Moscow Warns NATO, Ankara Rejects Surveillance request

As Ankara and Moscow continue to have issues over airspace violations and approval of flights, the Russian Foreign Ministry has called on the North Atlantic Treaty Organization (NATO) to refrain from interfering from what it considers to be a bilateral matter.

Director Andrei Kelin, head of the European Cooperation Department at the Russian Foreign Ministry, stressed in a press release that Russian aircrafts violating Turkish airspace, the latest allegation dating back to last week, is not part of the multilateral organization’s mission because “there is no concept of airspace within the alliance.”

His remarks came after NATO confirmed Turkey’s allegations of a Russian Sukhoi-34 illegally entering its airspace before asking Moscow to stop violating NATO’s airspace.
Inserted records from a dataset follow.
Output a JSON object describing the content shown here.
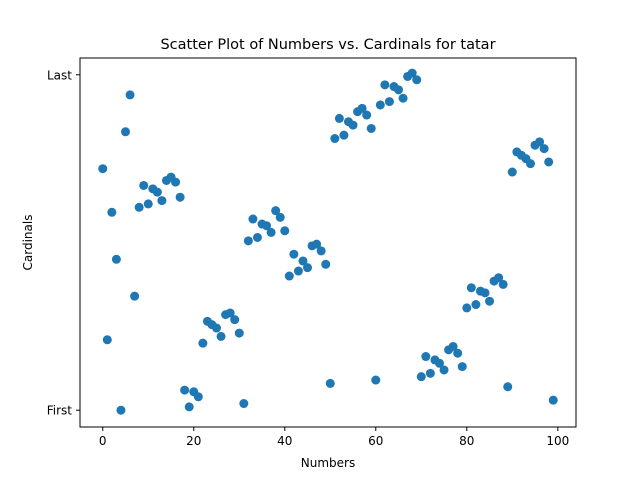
{
  "chart_data": {
    "type": "scatter",
    "title": "Scatter Plot of Numbers vs. Cardinals for tatar",
    "xlabel": "Numbers",
    "ylabel": "Cardinals",
    "xlim": [
      -5,
      104
    ],
    "ylim": [
      -0.05,
      1.05
    ],
    "xticks": [
      0,
      20,
      40,
      60,
      80,
      100
    ],
    "xtick_labels": [
      "0",
      "20",
      "40",
      "60",
      "80",
      "100"
    ],
    "yticks": [
      0,
      1
    ],
    "ytick_labels": [
      "First",
      "Last"
    ],
    "grid": false,
    "marker_color": "#1f77b4",
    "points": [
      [
        0,
        0.72
      ],
      [
        1,
        0.21
      ],
      [
        2,
        0.59
      ],
      [
        3,
        0.45
      ],
      [
        4,
        0.0
      ],
      [
        5,
        0.83
      ],
      [
        6,
        0.94
      ],
      [
        7,
        0.34
      ],
      [
        8,
        0.605
      ],
      [
        9,
        0.67
      ],
      [
        10,
        0.615
      ],
      [
        11,
        0.66
      ],
      [
        12,
        0.65
      ],
      [
        13,
        0.625
      ],
      [
        14,
        0.685
      ],
      [
        15,
        0.695
      ],
      [
        16,
        0.68
      ],
      [
        17,
        0.635
      ],
      [
        18,
        0.06
      ],
      [
        19,
        0.01
      ],
      [
        20,
        0.055
      ],
      [
        21,
        0.04
      ],
      [
        22,
        0.2
      ],
      [
        23,
        0.265
      ],
      [
        24,
        0.255
      ],
      [
        25,
        0.245
      ],
      [
        26,
        0.22
      ],
      [
        27,
        0.285
      ],
      [
        28,
        0.29
      ],
      [
        29,
        0.27
      ],
      [
        30,
        0.23
      ],
      [
        31,
        0.02
      ],
      [
        32,
        0.505
      ],
      [
        33,
        0.57
      ],
      [
        34,
        0.515
      ],
      [
        35,
        0.555
      ],
      [
        36,
        0.55
      ],
      [
        37,
        0.53
      ],
      [
        38,
        0.595
      ],
      [
        39,
        0.575
      ],
      [
        40,
        0.535
      ],
      [
        41,
        0.4
      ],
      [
        42,
        0.465
      ],
      [
        43,
        0.415
      ],
      [
        44,
        0.445
      ],
      [
        45,
        0.425
      ],
      [
        46,
        0.49
      ],
      [
        47,
        0.495
      ],
      [
        48,
        0.475
      ],
      [
        49,
        0.435
      ],
      [
        50,
        0.08
      ],
      [
        51,
        0.81
      ],
      [
        52,
        0.87
      ],
      [
        53,
        0.82
      ],
      [
        54,
        0.86
      ],
      [
        55,
        0.85
      ],
      [
        56,
        0.89
      ],
      [
        57,
        0.9
      ],
      [
        58,
        0.88
      ],
      [
        59,
        0.84
      ],
      [
        60,
        0.09
      ],
      [
        61,
        0.91
      ],
      [
        62,
        0.97
      ],
      [
        63,
        0.92
      ],
      [
        64,
        0.965
      ],
      [
        65,
        0.955
      ],
      [
        66,
        0.93
      ],
      [
        67,
        0.995
      ],
      [
        68,
        1.005
      ],
      [
        69,
        0.985
      ],
      [
        70,
        0.1
      ],
      [
        71,
        0.16
      ],
      [
        72,
        0.11
      ],
      [
        73,
        0.15
      ],
      [
        74,
        0.14
      ],
      [
        75,
        0.12
      ],
      [
        76,
        0.18
      ],
      [
        77,
        0.19
      ],
      [
        78,
        0.17
      ],
      [
        79,
        0.13
      ],
      [
        80,
        0.305
      ],
      [
        81,
        0.365
      ],
      [
        82,
        0.315
      ],
      [
        83,
        0.355
      ],
      [
        84,
        0.35
      ],
      [
        85,
        0.325
      ],
      [
        86,
        0.385
      ],
      [
        87,
        0.395
      ],
      [
        88,
        0.375
      ],
      [
        89,
        0.07
      ],
      [
        90,
        0.71
      ],
      [
        91,
        0.77
      ],
      [
        92,
        0.76
      ],
      [
        93,
        0.75
      ],
      [
        94,
        0.735
      ],
      [
        95,
        0.79
      ],
      [
        96,
        0.8
      ],
      [
        97,
        0.78
      ],
      [
        98,
        0.74
      ],
      [
        99,
        0.03
      ]
    ]
  }
}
Russia denied the allegations and Kelin said “the issue must be resolved between the two countries; between Moscow and Ankara.”

On Thursday, Turkey’s Foreign Ministry spokesman Tanju Bilgicha explained that Ankara on Wednesday cancelled the approval of a Russian surveillance flight that was already in the country because they could not reach an agreement on the flight route. The surveillance was to be held under the Open Skies Treaty to develop transparency, monitor the fulfillment of armament control agreements, and expand capabilities to prevent crises within the framework of the Organization for Security and Cooperation in Europe (OSCE) and other international organizations.

The route according to Sergey Ryzhkov, chief of the Russian Defense Ministry’s department for control of the implementation of treaties included “the observation of areas adjacent to the Syrian border and airfields where NATO aircraft are concentrated.”

Ties between the two countries continue to be tense and it is unclear if Ankara would approve the request if modified even though Russia has not revealed such plans.